Wouldn’t a Christianity that took these questions seriously look different? You can’t love God without knowing him. You can’t love God without expressing that through works.
Evangelism
Once we start thinking in terms of relationship with God being the thing that makes you Christian our methodology has to change. Evangelism in particular will need to change. How do we evangelise so that we are introducing people to God rather than just convincing them of some ideas? Obviously they do need to know some stuff or they can’t have that relationship at all. They need to know what God was like but then that is just teaching them about God. What they really need is to experience God. That builds relationship. So how do we evangelise as to help people fall in love? A lot of people have, but only many years after they were first “converted”. The fact is most “converts” never build that relationship. That means that our methods are very inefficient.
What are your thoughts?
Very good point you’re making. I myself have been (and still am) dealing with this issue – of basically focusing more on the relationship aspect as opposed to the doing aspect.

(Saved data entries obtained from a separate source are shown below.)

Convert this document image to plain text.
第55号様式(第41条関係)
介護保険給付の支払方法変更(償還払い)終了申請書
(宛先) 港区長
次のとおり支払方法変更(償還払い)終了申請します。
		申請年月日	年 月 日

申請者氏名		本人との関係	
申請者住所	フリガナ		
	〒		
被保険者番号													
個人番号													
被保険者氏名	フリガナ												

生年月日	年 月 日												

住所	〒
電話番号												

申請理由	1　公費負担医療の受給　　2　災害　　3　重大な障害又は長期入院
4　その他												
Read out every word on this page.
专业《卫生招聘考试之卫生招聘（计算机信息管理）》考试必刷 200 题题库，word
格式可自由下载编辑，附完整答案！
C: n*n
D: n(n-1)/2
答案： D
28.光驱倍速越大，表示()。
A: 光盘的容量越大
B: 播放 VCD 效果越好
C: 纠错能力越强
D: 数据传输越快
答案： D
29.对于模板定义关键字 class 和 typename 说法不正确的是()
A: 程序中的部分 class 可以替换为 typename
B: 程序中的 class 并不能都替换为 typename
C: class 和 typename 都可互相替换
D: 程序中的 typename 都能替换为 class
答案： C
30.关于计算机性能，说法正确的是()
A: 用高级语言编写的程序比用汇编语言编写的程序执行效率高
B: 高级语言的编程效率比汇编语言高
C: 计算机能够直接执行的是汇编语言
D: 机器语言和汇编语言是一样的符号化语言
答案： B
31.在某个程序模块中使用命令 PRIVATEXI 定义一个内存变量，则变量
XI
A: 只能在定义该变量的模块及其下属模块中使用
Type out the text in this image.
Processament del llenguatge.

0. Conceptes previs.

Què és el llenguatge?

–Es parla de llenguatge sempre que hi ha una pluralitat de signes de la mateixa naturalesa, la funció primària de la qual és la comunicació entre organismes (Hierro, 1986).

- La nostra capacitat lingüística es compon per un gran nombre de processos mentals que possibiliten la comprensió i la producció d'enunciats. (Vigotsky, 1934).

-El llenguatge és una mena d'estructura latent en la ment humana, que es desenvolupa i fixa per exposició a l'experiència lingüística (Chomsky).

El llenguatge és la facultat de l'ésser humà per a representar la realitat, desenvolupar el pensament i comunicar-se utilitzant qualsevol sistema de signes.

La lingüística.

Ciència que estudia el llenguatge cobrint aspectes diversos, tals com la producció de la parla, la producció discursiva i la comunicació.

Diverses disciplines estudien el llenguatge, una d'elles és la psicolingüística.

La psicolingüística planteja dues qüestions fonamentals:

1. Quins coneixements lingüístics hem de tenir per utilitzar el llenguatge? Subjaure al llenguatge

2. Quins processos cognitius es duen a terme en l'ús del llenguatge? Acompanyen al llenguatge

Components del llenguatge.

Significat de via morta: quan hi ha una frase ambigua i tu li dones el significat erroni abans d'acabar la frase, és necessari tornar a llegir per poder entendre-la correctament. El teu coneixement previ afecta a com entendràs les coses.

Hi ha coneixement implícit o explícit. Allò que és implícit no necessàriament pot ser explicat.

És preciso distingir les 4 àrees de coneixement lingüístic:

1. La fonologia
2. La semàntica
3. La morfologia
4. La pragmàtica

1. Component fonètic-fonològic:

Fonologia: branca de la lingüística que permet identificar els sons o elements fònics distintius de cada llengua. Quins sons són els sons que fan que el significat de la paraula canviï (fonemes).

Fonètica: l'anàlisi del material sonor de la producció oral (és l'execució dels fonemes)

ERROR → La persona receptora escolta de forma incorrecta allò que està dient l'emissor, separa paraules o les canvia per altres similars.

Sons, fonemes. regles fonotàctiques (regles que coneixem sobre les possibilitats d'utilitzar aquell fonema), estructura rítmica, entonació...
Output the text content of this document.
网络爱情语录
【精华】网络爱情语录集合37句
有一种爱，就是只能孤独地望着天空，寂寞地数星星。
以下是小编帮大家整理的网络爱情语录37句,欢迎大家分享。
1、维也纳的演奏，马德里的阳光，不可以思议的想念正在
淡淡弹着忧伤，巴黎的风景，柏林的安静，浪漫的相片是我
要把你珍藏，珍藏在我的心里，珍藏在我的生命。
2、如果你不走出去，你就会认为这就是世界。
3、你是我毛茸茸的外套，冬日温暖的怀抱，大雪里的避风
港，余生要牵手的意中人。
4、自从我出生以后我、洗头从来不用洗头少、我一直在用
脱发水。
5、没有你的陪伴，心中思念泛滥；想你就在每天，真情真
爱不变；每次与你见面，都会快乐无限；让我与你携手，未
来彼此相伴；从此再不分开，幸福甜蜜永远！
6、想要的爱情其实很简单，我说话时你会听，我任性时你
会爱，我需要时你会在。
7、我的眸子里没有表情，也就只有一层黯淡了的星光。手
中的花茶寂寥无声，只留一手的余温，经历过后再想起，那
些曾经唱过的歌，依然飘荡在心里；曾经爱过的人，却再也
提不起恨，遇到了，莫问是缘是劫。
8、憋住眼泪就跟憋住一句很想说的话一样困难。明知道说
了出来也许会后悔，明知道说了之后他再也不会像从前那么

It’s like how in the movies the father of the household prefers to just do his job and bring home the bacon, rather than spend time with his family, why? because it’s easy and it’s comfortable for him.
Christianity is all about a relationship and not a set of rules. When we evangelise, we are introducing others into a relationship with God. Sure they need to know about who God is, but the most important point is that God wants to have a relationship with us, to be our friend.
New Christians don’t really get going until a few years later, probably because once they get saved, there’s a lack of following through with that person in building their relationship deeper. You can’t fall in love with someone you just met, unless you follow through and continue to meet that person once in a while or even everyday.
Good reply.
What really makes me think is the “fire and brimstone” teachers. Sure, they get the facts across (maybe…) but isn’t evangelism more than that? They create an image of God that is full of wrath and a lot of their converts take this image with them into the Church. Perhaps focusing on relationship would be easier if we fully understood God’s love rather than lived in fear of his judgment.